Throwing 12th and last in the initial rotation, Nazarov led after the first round with 76.16m, three centimetres further than 40-year-old Belarusian Ivan Tsikhan.
Tsikhan took the lead with the first throw of the second round when he reached 77.43m and Nazarov could only respond with 77.27m.
However, Nazarov only needed one more throw to get back in front, his third-round effort of 78.07m, and he stayed in the lead for the rest of the competition, improving to 78.68m in the fifth round.
Nazarov could never relax as Tsikhan and several other throwers were certainly capable of reaching the distances he was throwing, but none did.
Tsikhan closed the gap on Nazarov with his 77.79m throw in the fifth round, pressuring a response from the leader, but neither man could improve with their final throws.
"Everything was very good but I am so tired after the competition," added Nazarov. "The heat wasn't a problem, because in my country it is almost the same, it is normal."
Del Real denied a medal
If the gold and silver medals stayed in the same hands during the second half of the competition, the bronze was swapped in round six from Mexico’s Diego del Real to Poland’s Wojciech Nowicki.
Del Real, bidding to become the first Mexican man to win an athletics medal since 2000 and the first one ever who wasn’t a race walker, had moved into the bronze medal position with his third-round 76.05m, the second-best throw of his career.

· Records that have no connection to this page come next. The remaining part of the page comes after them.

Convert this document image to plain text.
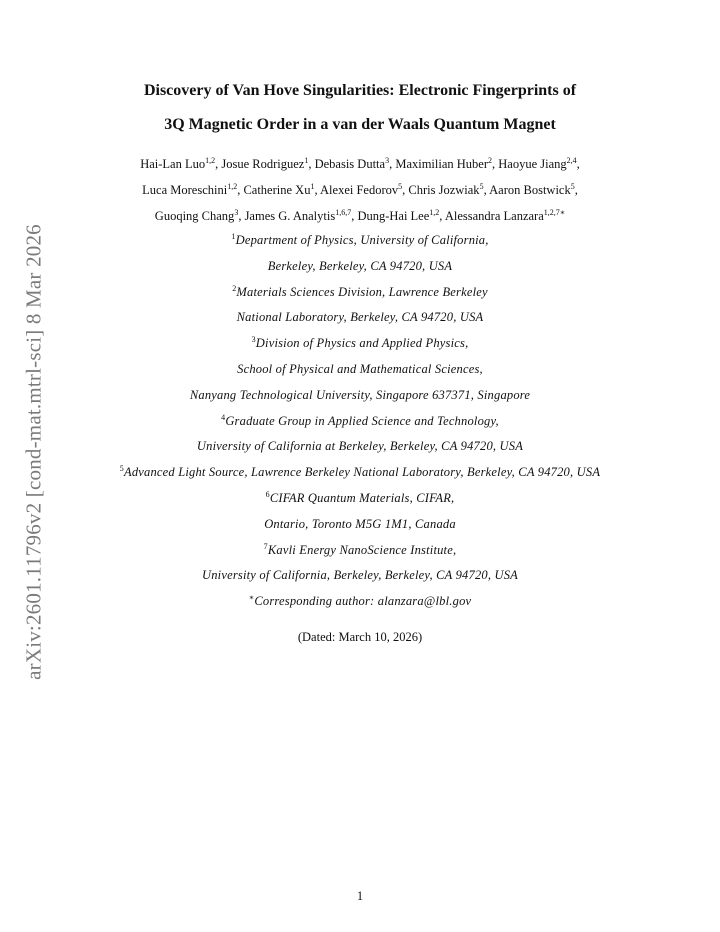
arXiv:2601.11796v2 [cond-mat.mtrl-sci] 8 Mar 2026
Discovery of Van Hove Singularities: Electronic Fingerprints of
3Q Magnetic Order in a van der Waals Quantum Magnet
Hai-Lan Luo$^{1,2}$, Josue Rodriguez$^1$, Debasis Dutta$^3$, Maximilian Huber$^2$, Haoyue Jiang$^{2,4}$,
Luca Moreschini$^{1,2}$, Catherine Xu$^1$, Alexei Fedorov$^5$, Chris Jozwiak$^5$, Aaron Bostwick$^5$,
Guoqing Chang$^3$, James G. Analytis$^{1,6,7}$, Dung-Hai Lee$^{1,2}$, Alessandra Lanzara$^{1,2,7∗}$
$^1$Department of Physics, University of California,
Berkeley, Berkeley, CA 94720, USA
$^2$Materials Sciences Division, Lawrence Berkeley
National Laboratory, Berkeley, CA 94720, USA
$^3$Division of Physics and Applied Physics,
School of Physical and Mathematical Sciences,
Nanyang Technological University, Singapore 637371, Singapore
$^4$Graduate Group in Applied Science and Technology,
University of California at Berkeley, Berkeley, CA 94720, USA
$^5$Advanced Light Source, Lawrence Berkeley National Laboratory, Berkeley, CA 94720, USA
$^6$CIFAR Quantum Materials, CIFAR,
Ontario, Toronto M5G 1M1, Canada
$^7$Kavli Energy NanoScience Institute,
University of California, Berkeley, Berkeley, CA 94720, USA
∗Corresponding author: alanzara@lbl.gov
(Dated: March 10, 2026)
1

He couldn’t improve but stayed in third place all the way until the sixth round when Nowicki, the world bronze medallist, finally found his form and threw 77.73m to move up to third, hopping up and down for a few anxious moments as it looked possible he might even have overtaken Tsikhan.
The 22-year-old Del Real couldn’t improve with his last throw but certainly looks as though this will not be the only occasion when he’ll challenge for a medal at a global championship.
Hungary's 2012 Olympic champion Krisztian Pars has not been in the type of form that suggested a defence of his title was a realistic possibility but in a competitive – if rather less than awe-inspiring – competition which saw barely four metres cover the top eight, he finished a creditable seventh.